In other words, expect more of the same at the next debate.

A note to my readers: I will be on vacation next week. Regular posts will resume no later than next Sunday.

What Does Ramaswamy Want?

It is becoming increasingly obvious that Ramaswamy is running, not as Trump’s competitor, but as his even more extreme reactionary surrogate. To what end? What does he want?

As far as I can tell, here are the possibilities:

  1. To increase his profile in an effort to become a reactionary media star;
  2. To become Trump’s VP, and inherit the party in 2028; or
  3. To become the leading figure in the party in 2028, but from the outside–i.e., to avoid all of Trump’s baggage.
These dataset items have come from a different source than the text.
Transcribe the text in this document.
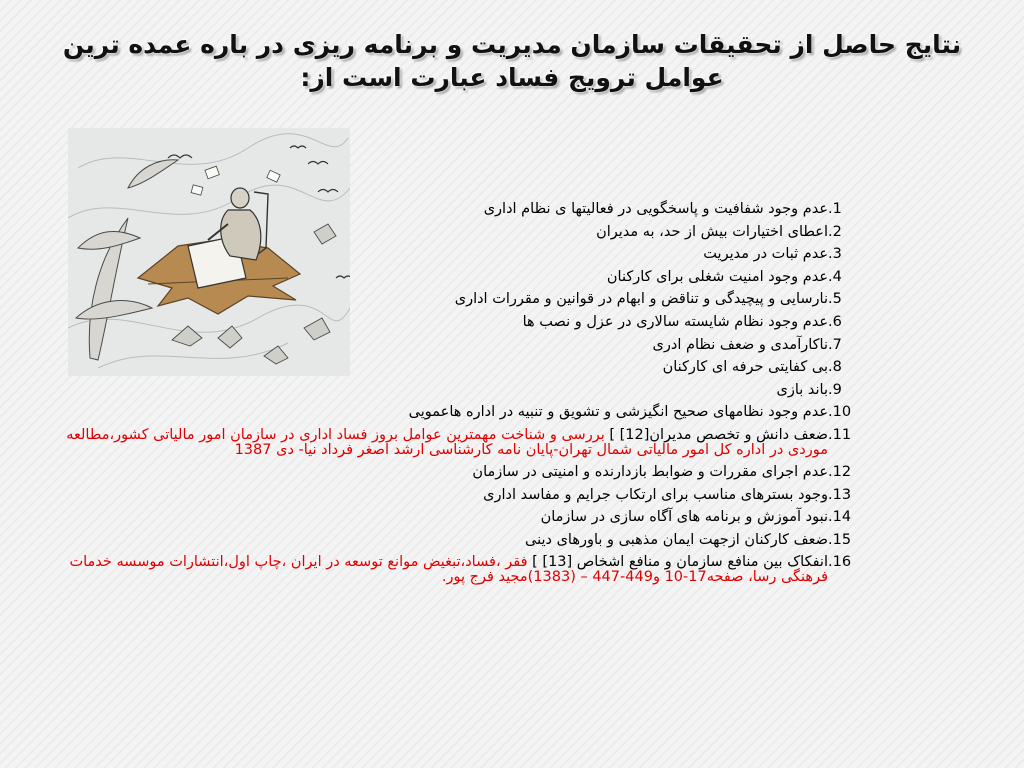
نتایج حاصل از تحقیقات سازمان مدیریت و برنامه ریزی در باره عمده ترین
عوامل ترویج فساد عبارت است از:
1.
عدم وجود شفافیت و پاسخگویی در فعالیتها ی نظام اداری
2.
اعطای اختیارات بیش از حد، به مدیران
3.
عدم ثبات در مدیریت
4.
عدم وجود امنیت شغلی برای کارکنان
5.
نارسایی و پیچیدگی و تناقض و ابهام در قوانین و مقررات اداری
6.
عدم وجود نظام شایسته سالاری در عزل و نصب ها
7.
ناکارآمدی و ضعف نظام ادری
8.
بی کفایتی حرفه ای کارکنان
9.
باند بازی
10.
عدم وجود نظامهای صحیح انگیزشی و تشویق و تنبیه در اداره هاعمویی
11.
ضعف دانش و تخصص مدیران[12] ] بررسی و شناخت مهمترین عوامل بروز فساد اداری در سازمان امور مالیاتی کشور،مطالعه موردی در اداره کل امور مالیاتی شمال تهران-پایان نامه کارشناسی ارشد اصغر فرداد نیا- دی 1387
12.
عدم اجرای مقررات و ضوابط بازدارنده و امنیتی در سازمان
13.
وجود بسترهای مناسب برای ارتکاب جرایم و مفاسد اداری
14.
نبود آموزش و برنامه های آگاه سازی در سازمان
15.
ضعف کارکنان ازجهت ایمان مذهبی و باورهای دینی
16.
انفکاک بین منافع سازمان و منافع اشخاص [13] ] فقر ،فساد،تبغیض موانع توسعه در ایران ،چاپ اول،انتشارات موسسه خدمات فرهنگی رسا، صفحه17-10 و449-447 – (1383)مجید فرج پور.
No sane person would want to be Trump’s VP. If you think that’s a great job, talk to Mike Pence. The first and third alternatives are not mutually exclusive. My guess is that it is #3, possibly mixed with #1.

On the Pence Synthesis

Many commentators have opined that the Pence campaign is nothing more than warmed-over Reaganism, but I don’t agree. I think it is a combination of a Reaganesque view of foreign policy, anti-abortion extremism, and Trump with the adults in the room–the actual product of the first few years of Trump, not his Twitter rantings or January 6.

Pence is hardly the perfect vessel for this approach, since both the right and the left despise him for his actions during the Trump years, and his lack of charisma is painfully apparent every time he opens his mouth. That said, you can see how synthesizing the most popular elements of Trumpism and Reaganism could get you enough votes to win the nomination–pick off the resolute pro-lifers from the base, get lots of undecideds by supporting only the best parts of Trump, and unite the Never Trumpers under the Reagan banner. It’s certainly a better approach than refusing to attack Trump and hoping the base will somehow prefer you to the man on golf cart.